Original review: The Reviews Hub
Bravely unmasks the effects of battle with verity and verve; valuable, beautiful viewing
‘His hardest battle is the one back home’: far from the battlefield, free from bullets and bombs, and back with family and friends, the fight is over – or is it? Vamos Theatre’s A Brave Face faces the fear and effects other than physical felt by veterans in the aftermath of the UK’s involvement in the Afghan conflict; a fight, like the aftereffects of war on the armed forces, with no conclusion and no victor.
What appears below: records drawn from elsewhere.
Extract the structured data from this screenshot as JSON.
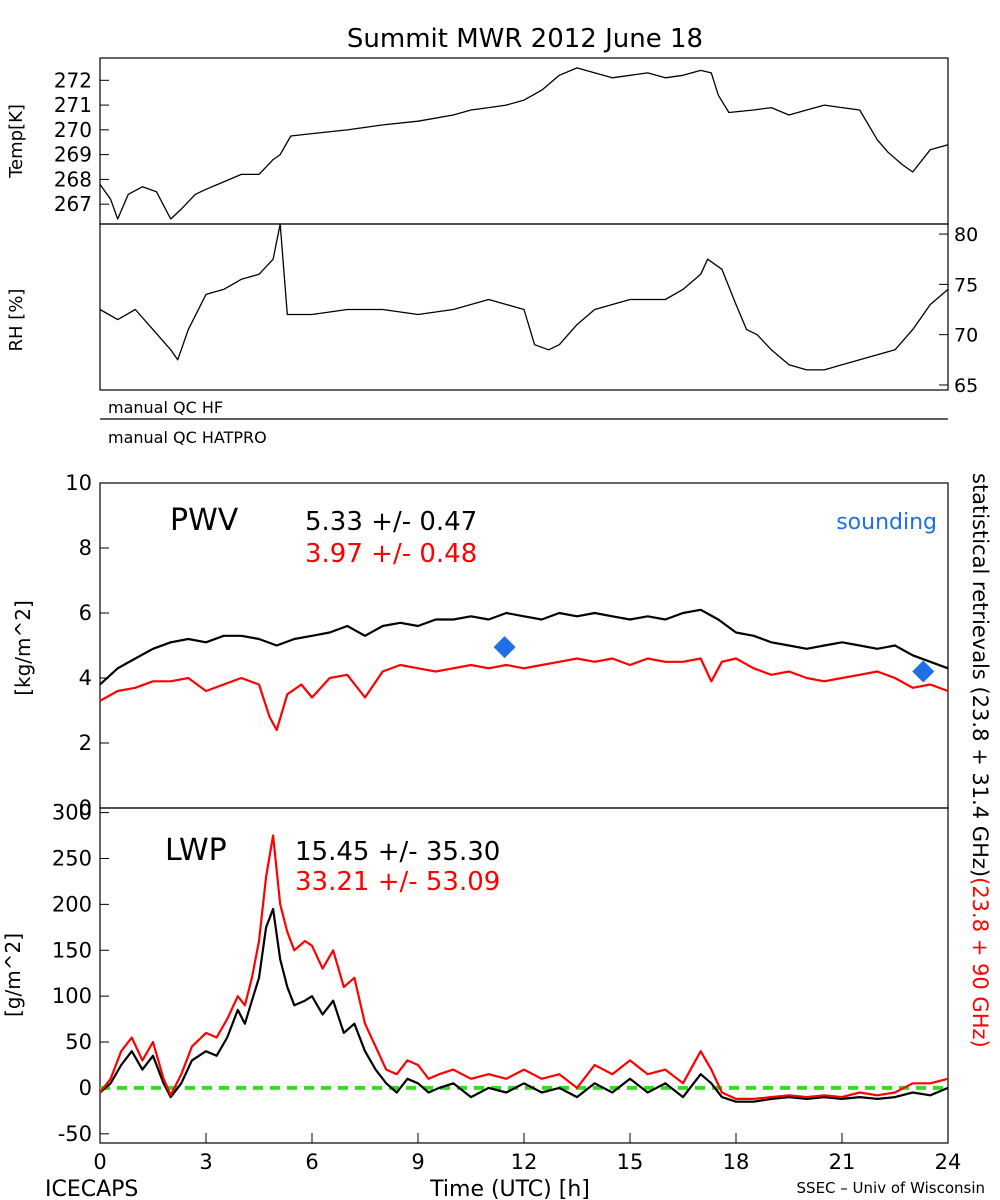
{
  "title": "Summit MWR 2012 June 18",
  "footer": {
    "left": "ICECAPS",
    "center": "Time (UTC) [h]",
    "right": "SSEC – Univ of Wisconsin"
  },
  "colors": {
    "black_series": "#000000",
    "red_series": "#ff0000",
    "sounding": "#1f6fe6",
    "zero_line": "#33dd22"
  },
  "chart_data": [
    {
      "type": "line",
      "ylabel": "Temp[K]",
      "xlim": [
        0,
        24
      ],
      "ylim": [
        266.2,
        272.9
      ],
      "yticks": [
        267,
        268,
        269,
        270,
        271,
        272
      ],
      "series": [
        {
          "color": "#000000",
          "x": [
            0,
            0.3,
            0.5,
            0.8,
            1.2,
            1.6,
            2.0,
            2.3,
            2.7,
            3.0,
            3.5,
            4.0,
            4.5,
            4.9,
            5.1,
            5.4,
            6,
            7,
            8,
            9,
            10,
            10.5,
            11,
            11.5,
            12,
            12.5,
            13,
            13.5,
            14,
            14.5,
            15,
            15.5,
            16,
            16.5,
            17,
            17.3,
            17.5,
            17.8,
            18.5,
            19,
            19.5,
            20,
            20.5,
            21,
            21.5,
            22,
            22.3,
            22.7,
            23,
            23.5,
            24
          ],
          "y": [
            267.8,
            267.2,
            266.4,
            267.4,
            267.7,
            267.5,
            266.4,
            266.8,
            267.4,
            267.6,
            267.9,
            268.2,
            268.2,
            268.8,
            269.0,
            269.75,
            269.85,
            270.0,
            270.2,
            270.35,
            270.6,
            270.8,
            270.9,
            271.0,
            271.2,
            271.6,
            272.2,
            272.5,
            272.3,
            272.1,
            272.2,
            272.3,
            272.1,
            272.2,
            272.4,
            272.3,
            271.4,
            270.7,
            270.8,
            270.9,
            270.6,
            270.8,
            271.0,
            270.9,
            270.8,
            269.6,
            269.1,
            268.6,
            268.3,
            269.2,
            269.4
          ]
        }
      ]
    },
    {
      "type": "line",
      "ylabel": "RH [%]",
      "xlim": [
        0,
        24
      ],
      "ylim": [
        64.5,
        81
      ],
      "yticks": [
        65,
        70,
        75,
        80
      ],
      "series": [
        {
          "color": "#000000",
          "x": [
            0,
            0.5,
            1,
            1.5,
            2,
            2.2,
            2.5,
            3,
            3.5,
            4,
            4.5,
            4.9,
            5.1,
            5.3,
            6,
            7,
            8,
            9,
            10,
            11,
            11.5,
            12,
            12.3,
            12.7,
            13,
            13.5,
            14,
            15,
            16,
            16.5,
            17,
            17.2,
            17.6,
            18.0,
            18.3,
            18.6,
            19,
            19.5,
            20,
            20.5,
            21,
            21.5,
            22,
            22.5,
            23,
            23.5,
            24
          ],
          "y": [
            72.5,
            71.5,
            72.5,
            70.5,
            68.5,
            67.5,
            70.5,
            74.0,
            74.5,
            75.5,
            76.0,
            77.5,
            81.0,
            72.0,
            72.0,
            72.5,
            72.5,
            72.0,
            72.5,
            73.5,
            73.0,
            72.5,
            69.0,
            68.5,
            69.0,
            71.0,
            72.5,
            73.5,
            73.5,
            74.5,
            76.0,
            77.5,
            76.5,
            73.0,
            70.5,
            70.0,
            68.5,
            67.0,
            66.5,
            66.5,
            67.0,
            67.5,
            68.0,
            68.5,
            70.5,
            73.0,
            74.5
          ]
        }
      ]
    },
    {
      "type": "line",
      "title": "PWV",
      "ylabel": "[kg/m^2]",
      "xlim": [
        0,
        24
      ],
      "ylim": [
        0,
        10
      ],
      "yticks": [
        0,
        2,
        4,
        6,
        8,
        10
      ],
      "annotations": [
        {
          "text": "5.33 +/-  0.47",
          "color": "#000000"
        },
        {
          "text": "3.97 +/-  0.48",
          "color": "#ff0000"
        },
        {
          "text": "sounding",
          "color": "#1f6fe6"
        }
      ],
      "right_label_black": "statistical retrievals (23.8 + 31.4 GHz)",
      "right_label_red": "(23.8 + 90 GHz)",
      "sounding_points": [
        {
          "x": 11.45,
          "y": 4.95
        },
        {
          "x": 23.3,
          "y": 4.2
        }
      ],
      "series": [
        {
          "color": "#000000",
          "x": [
            0,
            0.5,
            1,
            1.5,
            2,
            2.5,
            3,
            3.5,
            4,
            4.5,
            5,
            5.5,
            6,
            6.5,
            7,
            7.5,
            8,
            8.5,
            9,
            9.5,
            10,
            10.5,
            11,
            11.5,
            12,
            12.5,
            13,
            13.5,
            14,
            14.5,
            15,
            15.5,
            16,
            16.5,
            17,
            17.5,
            18,
            18.5,
            19,
            19.5,
            20,
            20.5,
            21,
            21.5,
            22,
            22.5,
            23,
            23.5,
            24
          ],
          "y": [
            3.8,
            4.3,
            4.6,
            4.9,
            5.1,
            5.2,
            5.1,
            5.3,
            5.3,
            5.2,
            5.0,
            5.2,
            5.3,
            5.4,
            5.6,
            5.3,
            5.6,
            5.7,
            5.6,
            5.8,
            5.8,
            5.9,
            5.8,
            6.0,
            5.9,
            5.8,
            6.0,
            5.9,
            6.0,
            5.9,
            5.8,
            5.9,
            5.8,
            6.0,
            6.1,
            5.8,
            5.4,
            5.3,
            5.1,
            5.0,
            4.9,
            5.0,
            5.1,
            5.0,
            4.9,
            5.0,
            4.7,
            4.5,
            4.3
          ]
        },
        {
          "color": "#ff0000",
          "x": [
            0,
            0.5,
            1,
            1.5,
            2,
            2.5,
            3,
            3.5,
            4,
            4.5,
            4.8,
            5,
            5.3,
            5.7,
            6,
            6.5,
            7,
            7.5,
            8,
            8.5,
            9,
            9.5,
            10,
            10.5,
            11,
            11.5,
            12,
            12.5,
            13,
            13.5,
            14,
            14.5,
            15,
            15.5,
            16,
            16.5,
            17,
            17.3,
            17.6,
            18,
            18.5,
            19,
            19.5,
            20,
            20.5,
            21,
            21.5,
            22,
            22.5,
            23,
            23.5,
            24
          ],
          "y": [
            3.3,
            3.6,
            3.7,
            3.9,
            3.9,
            4.0,
            3.6,
            3.8,
            4.0,
            3.8,
            2.8,
            2.4,
            3.5,
            3.8,
            3.4,
            4.0,
            4.1,
            3.4,
            4.2,
            4.4,
            4.3,
            4.2,
            4.3,
            4.4,
            4.3,
            4.4,
            4.3,
            4.4,
            4.5,
            4.6,
            4.5,
            4.6,
            4.4,
            4.6,
            4.5,
            4.5,
            4.6,
            3.9,
            4.5,
            4.6,
            4.3,
            4.1,
            4.2,
            4.0,
            3.9,
            4.0,
            4.1,
            4.2,
            4.0,
            3.7,
            3.8,
            3.6
          ]
        }
      ]
    },
    {
      "type": "line",
      "title": "LWP",
      "ylabel": "[g/m^2]",
      "xlabel": "Time (UTC) [h]",
      "xlim": [
        0,
        24
      ],
      "ylim": [
        -60,
        305
      ],
      "yticks": [
        -50,
        0,
        50,
        100,
        150,
        200,
        250,
        300
      ],
      "xticks": [
        0,
        3,
        6,
        9,
        12,
        15,
        18,
        21,
        24
      ],
      "annotations": [
        {
          "text": "15.45 +/-  35.30",
          "color": "#000000"
        },
        {
          "text": "33.21 +/-  53.09",
          "color": "#ff0000"
        }
      ],
      "zero_line": 0,
      "series": [
        {
          "color": "#000000",
          "x": [
            0,
            0.3,
            0.6,
            0.9,
            1.2,
            1.5,
            1.8,
            2.0,
            2.3,
            2.6,
            3.0,
            3.3,
            3.6,
            3.9,
            4.1,
            4.3,
            4.5,
            4.7,
            4.9,
            5.1,
            5.3,
            5.5,
            5.8,
            6.0,
            6.3,
            6.6,
            6.9,
            7.2,
            7.5,
            7.8,
            8.1,
            8.4,
            8.7,
            9.0,
            9.3,
            9.6,
            10,
            10.5,
            11,
            11.5,
            12,
            12.5,
            13,
            13.5,
            14,
            14.5,
            15,
            15.5,
            16,
            16.5,
            17,
            17.3,
            17.6,
            18,
            18.5,
            19,
            19.5,
            20,
            20.5,
            21,
            21.5,
            22,
            22.5,
            23,
            23.5,
            24
          ],
          "y": [
            -5,
            5,
            25,
            40,
            20,
            35,
            5,
            -10,
            5,
            30,
            40,
            35,
            55,
            85,
            70,
            95,
            120,
            175,
            195,
            140,
            110,
            90,
            95,
            100,
            80,
            95,
            60,
            70,
            40,
            20,
            5,
            -5,
            10,
            5,
            -5,
            0,
            5,
            -10,
            0,
            -5,
            5,
            -5,
            0,
            -10,
            5,
            -5,
            10,
            -5,
            5,
            -10,
            15,
            5,
            -10,
            -15,
            -15,
            -12,
            -10,
            -12,
            -10,
            -12,
            -10,
            -12,
            -10,
            -5,
            -8,
            0
          ]
        },
        {
          "color": "#ff0000",
          "x": [
            0,
            0.3,
            0.6,
            0.9,
            1.2,
            1.5,
            1.8,
            2.0,
            2.3,
            2.6,
            3.0,
            3.3,
            3.6,
            3.9,
            4.1,
            4.3,
            4.5,
            4.7,
            4.9,
            5.1,
            5.3,
            5.5,
            5.8,
            6.0,
            6.3,
            6.6,
            6.9,
            7.2,
            7.5,
            7.8,
            8.1,
            8.4,
            8.7,
            9.0,
            9.3,
            9.6,
            10,
            10.5,
            11,
            11.5,
            12,
            12.5,
            13,
            13.5,
            14,
            14.5,
            15,
            15.5,
            16,
            16.5,
            17,
            17.3,
            17.6,
            18,
            18.5,
            19,
            19.5,
            20,
            20.5,
            21,
            21.5,
            22,
            22.5,
            23,
            23.5,
            24
          ],
          "y": [
            -5,
            10,
            40,
            55,
            30,
            50,
            10,
            -8,
            15,
            45,
            60,
            55,
            75,
            100,
            90,
            120,
            160,
            230,
            275,
            200,
            170,
            150,
            160,
            155,
            130,
            150,
            110,
            120,
            70,
            45,
            20,
            15,
            30,
            25,
            10,
            15,
            20,
            10,
            15,
            10,
            20,
            10,
            15,
            0,
            25,
            15,
            30,
            15,
            20,
            5,
            40,
            20,
            -5,
            -12,
            -12,
            -10,
            -8,
            -10,
            -8,
            -10,
            -5,
            -8,
            -5,
            5,
            5,
            10
          ]
        }
      ]
    }
  ],
  "qc_bars": {
    "hf": "manual QC HF",
    "hatpro": "manual QC HATPRO"
  }
}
Words feel worthless in the face of war: it’s a physical, visceral thing, and Vamos voice that with masks, movement, mime, and music, and they voice it mutely. Voicelessly, the plot follows a young man, Ryan, posted to Afghanistan, and sees him lose more than a mate to the fighting, as he returns from the field with Post Traumatic Stress. The themes are heavy, but Vamos reveal them with heart and humour: Sean Kempton’s stereotypically pumped-up macho-man parades his press-ups as an intimidation tactic, Ryan and his comrade-in-arms Ravi – a playful and perfectly panicky Rayo Patel – make much mischief, and there’s a performance as unexpected and meticulously executed as any military operation. Yet, heart-shattering moments haunt the humour, as Ryan lashes out at his beloved sister and his loving mother, Angela Laverick, is shocked to see her son shaking in a wheelie bin.
Though emotionally motionless, the movement and music around the masks make them move: just as Ryan’s unmoving face morphs from tired teenager to vacant veteran, Joanna Holden changes face to perform two charming children, Katie and Khatera, who echo each other even though they’re so far apart. The masks are a metaphor for performance, masking thoughts and feelings with a brave face, and it’s a metaphor that’s amplified when the masks are removed for the bows. As we appreciate the performers, James Greaves, as Ryan, is the last to be revealed, and isn’t the really young man expected from his character and fantastically physical performance, proving, as in the piece itself, that expression masks so much.
Without voices, some of the movements are overlong, and in the intimacies of the Tobacco Factory, moments of verisimilitude are lost as we’re so close to the backcloths and blackouts. Yet, Vamos are able to draw a battlefield without violence, only with blackouts and drumbeats, and describe a bittersweet tale without voice. A Brave Face bravely unmasks the effects of battle with verity and verve; valuable, beautiful viewing for all.